I’m done with writing safe, bloodless manuscripts that get me nowhere. Just like any writer, I’ve faced a lot of rejection. But I’m grateful for it, so thank you to all the editors who haven’t published me yet. Thanks for not letting me get away with it. I’ll be here until next time, getting over my self-inflicted BS and finally writing the manuscript that’ll make me vulnerable, that’ll seem impossible, that’ll take me over my last threshold.
And here is Sara Zarr, paraphrased from the UVU conference a few years ago:
If you sweep people’s pain under the rug, it’s condescending and dehumanizing. If you do that to your characters, you are, in a sense, doing that to your readers, too. Honor your readers by letting them feel pain instead of shielding them.
I’m all about letting my readers feel pain. But what about inflicting it on myself? Is this all really necessary?
My WIP scares the crap out of me right now. My first manuscript was excruciating in a lot of ways, but never scary to put down on paper.
For any of my LDS readers who might have happened to see Richard Dutcher’s States of Grace, I felt physically beat up after watching that film. Did you? And yet I loved it. I remember my mom saying, “I think Richard Dutcher wants Mormons to think about things they don’t want to think about.” Reviewers agreed that he asked difficult questions, leaving many of them unanswered.
I would never set out to “make” anyone think about things they don’t want to think about because I don’t want to write messagey books or run the risk of coming across as disdainful toward my audience, criticisms that have been leveled at Dutcher by some viewers. And yet I keep thinking of the day I saw that film—sitting in the Wynnsong Theater, watching characters come to the precipice of destroying their lives and hanging on by their fingernails at the film’s end. Lately I feel that way every time I sit down to write.
For some reason I’m making myself think about things I don’t want to think about. And then I’m recording those thoughts for others to potentially see, no self-censorship allowed.
I guess it’s because the fun, modern fairytale I was working on before didn’t have much of a pulse.
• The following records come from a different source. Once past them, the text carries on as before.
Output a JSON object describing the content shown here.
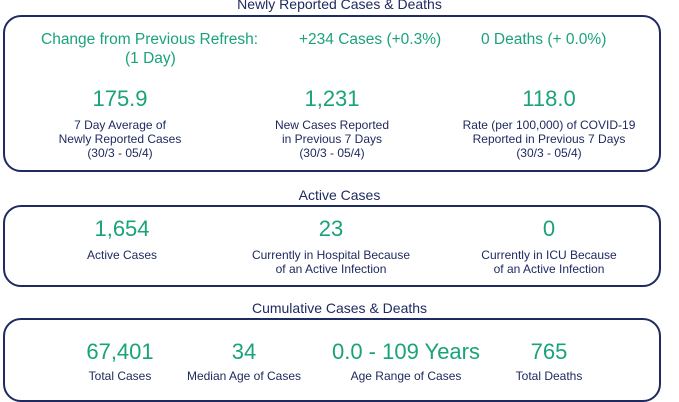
{
  "newly_reported": {
    "title": "Newly Reported Cases & Deaths",
    "change_label": "Change from Previous Refresh:",
    "change_period": "(1 Day)",
    "cases_change": "+234 Cases (+0.3%)",
    "deaths_change": "0 Deaths (+ 0.0%)",
    "metrics": [
      {
        "value": "175.9",
        "label_line1": "7 Day Average of",
        "label_line2": "Newly Reported Cases",
        "label_line3": "(30/3 - 05/4)"
      },
      {
        "value": "1,231",
        "label_line1": "New Cases Reported",
        "label_line2": "in Previous 7 Days",
        "label_line3": "(30/3 - 05/4)"
      },
      {
        "value": "118.0",
        "label_line1": "Rate (per 100,000) of COVID-19",
        "label_line2": "Reported in Previous 7 Days",
        "label_line3": "(30/3 - 05/4)"
      }
    ]
  },
  "active": {
    "title": "Active Cases",
    "metrics": [
      {
        "value": "1,654",
        "label_line1": "Active Cases",
        "label_line2": ""
      },
      {
        "value": "23",
        "label_line1": "Currently in Hospital Because",
        "label_line2": "of an Active Infection"
      },
      {
        "value": "0",
        "label_line1": "Currently in ICU Because",
        "label_line2": "of an Active Infection"
      }
    ]
  },
  "cumulative": {
    "title": "Cumulative Cases & Deaths",
    "metrics": [
      {
        "value": "67,401",
        "label": "Total Cases"
      },
      {
        "value": "34",
        "label": "Median Age of Cases"
      },
      {
        "value": "0.0 - 109 Years",
        "label": "Age Range of Cases"
      },
      {
        "value": "765",
        "label": "Total Deaths"
      }
    ]
  },
  "colors": {
    "accent": "#1aa37a",
    "text": "#1f2a60",
    "border": "#1f2a60"
  }
}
I’ll come back to it someday; I’ll need a break after this beast. But in the meantime, this monster of a book is demanding to be released from its cage.
Ha. If some of you ever read it, you’ll wonder what all the fuss was about. What is hard to write or read is different for everyone, and I’m a huge wimp.
Two questions for you:
1. What’s the hardest book you’ve ever read or the most difficult movie you’ve ever seen that was nevertheless beautiful? What made it rise above the others for you?
2. How do you escape the safe rut of self-censorship in your writing?